E para piorar a situação, Annelise, sua babá e companheira fiel, havia lhe traído. Enquanto a garotinha tinha de passar o dia dentro de casa, distraindo-se com brinquedos chatos e filmes que já tinha visto, a loira de vez em quanto ia tomar uma brisa no quintal e nem se preocupava em esconder-se das vistas de Camila na janela. Era pra ela estar ali, junto da garotinha, mas toda hora ia lá fora esfregar-lhe o castigo na cara.

Camila soltou um bufo irritado, batendo leve e propositalmente a cabeça no batente da janela de tanto tédio que sentia.

Tudo que queria era estar lá fora e podia apostar que todas as outras crianças estavam felizes à vera naquela tarde enquanto ela era a única enclausurada naquele quarto sem graça envolto por paredes geladas e descoloridas demais para o seu gosto. Na verdade, todo aquele quarto era descolorido demais para o seu gosto. E isso acabara de lidar uma ideia para matar um pouco aquele tédio horroroso.

A garotinha levantou de seu encosto na janela e correu até a escrivaninha, pegou um chumaço de folhas e abriu a gaveta mais baixa, catando um punhado de lápis de cor em ordem aleatória, deixou que o acaso escolhesse suas cores e pegou um monte até não poder mais encher a mão, voltando com um sorriso para o seu lugar cativo no cantinho amaciado abaixo da janela.

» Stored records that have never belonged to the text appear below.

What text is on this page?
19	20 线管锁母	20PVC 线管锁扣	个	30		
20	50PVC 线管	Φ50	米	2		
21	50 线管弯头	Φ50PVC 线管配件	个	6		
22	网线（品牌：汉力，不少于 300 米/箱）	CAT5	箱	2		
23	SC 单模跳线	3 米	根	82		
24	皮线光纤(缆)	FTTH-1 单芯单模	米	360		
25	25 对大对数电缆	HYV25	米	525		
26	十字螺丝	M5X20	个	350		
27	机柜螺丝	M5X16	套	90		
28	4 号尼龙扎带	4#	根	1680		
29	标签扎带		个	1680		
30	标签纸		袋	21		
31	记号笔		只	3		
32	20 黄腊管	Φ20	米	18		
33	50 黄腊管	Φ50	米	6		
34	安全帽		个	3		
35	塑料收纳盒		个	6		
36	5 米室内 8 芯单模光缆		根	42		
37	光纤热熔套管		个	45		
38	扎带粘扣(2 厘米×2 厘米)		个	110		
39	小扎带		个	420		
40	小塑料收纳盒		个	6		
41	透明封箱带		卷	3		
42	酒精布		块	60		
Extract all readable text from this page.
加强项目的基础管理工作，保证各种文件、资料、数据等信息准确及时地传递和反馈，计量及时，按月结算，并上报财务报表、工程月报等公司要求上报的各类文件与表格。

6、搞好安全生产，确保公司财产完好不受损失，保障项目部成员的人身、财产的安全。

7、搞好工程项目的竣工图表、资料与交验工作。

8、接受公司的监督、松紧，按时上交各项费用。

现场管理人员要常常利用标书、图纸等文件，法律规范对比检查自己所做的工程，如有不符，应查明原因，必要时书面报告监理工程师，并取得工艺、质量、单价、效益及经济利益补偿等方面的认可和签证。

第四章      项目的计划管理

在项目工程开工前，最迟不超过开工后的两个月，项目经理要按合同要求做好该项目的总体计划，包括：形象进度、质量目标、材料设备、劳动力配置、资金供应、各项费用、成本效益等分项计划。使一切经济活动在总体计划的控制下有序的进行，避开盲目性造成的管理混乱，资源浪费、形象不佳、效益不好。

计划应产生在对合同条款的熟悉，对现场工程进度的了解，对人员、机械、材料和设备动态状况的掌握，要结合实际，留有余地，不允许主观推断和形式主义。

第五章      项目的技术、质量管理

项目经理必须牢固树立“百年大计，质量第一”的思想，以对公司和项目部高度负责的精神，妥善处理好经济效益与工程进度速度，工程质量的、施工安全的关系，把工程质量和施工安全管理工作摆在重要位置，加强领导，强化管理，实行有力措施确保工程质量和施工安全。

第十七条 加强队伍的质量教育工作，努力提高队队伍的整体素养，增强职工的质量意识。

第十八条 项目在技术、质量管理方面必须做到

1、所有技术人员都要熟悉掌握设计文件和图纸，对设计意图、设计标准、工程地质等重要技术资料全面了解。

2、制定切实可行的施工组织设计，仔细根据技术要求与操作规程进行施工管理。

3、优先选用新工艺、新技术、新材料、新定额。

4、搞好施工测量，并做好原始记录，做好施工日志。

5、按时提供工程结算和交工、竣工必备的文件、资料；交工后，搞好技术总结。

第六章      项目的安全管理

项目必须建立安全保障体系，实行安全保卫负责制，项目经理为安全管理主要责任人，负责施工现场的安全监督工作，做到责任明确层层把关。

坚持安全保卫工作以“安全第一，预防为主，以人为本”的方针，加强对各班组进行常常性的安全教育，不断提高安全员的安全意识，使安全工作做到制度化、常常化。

Camila ajoelhou no colchonete e apoiou as folhas no batente, sentindo-se bem como os famosos pintores que apoiavam suas telas nas varandas ou janelas para que pudessem se inspirar na paisagem.

De seu cativeiro, a garotinha conseguia enxergar todo o quintal até o muro que delimitava o espaço da casa, conseguia enxergar todo o jardim até a sua última árvore, a grande e majestosa macieira que ficava praticamente colada ao muro, rica numa folhagem esplendorosa e carregada de maçãs maduras; se Camila não estivesse de castigo, provavelmente já estaria ao pé da árvore com uma cesta para recolher todas elas. Aquela era a sua árvore preferida, na verdade, aquela parte do quintal, mais ao fundo, era a sua preferida, tanto pela grande macieira tanto quanto pelo canteiro de margaridas que ela tanto amava. Eram lindas, todas elas.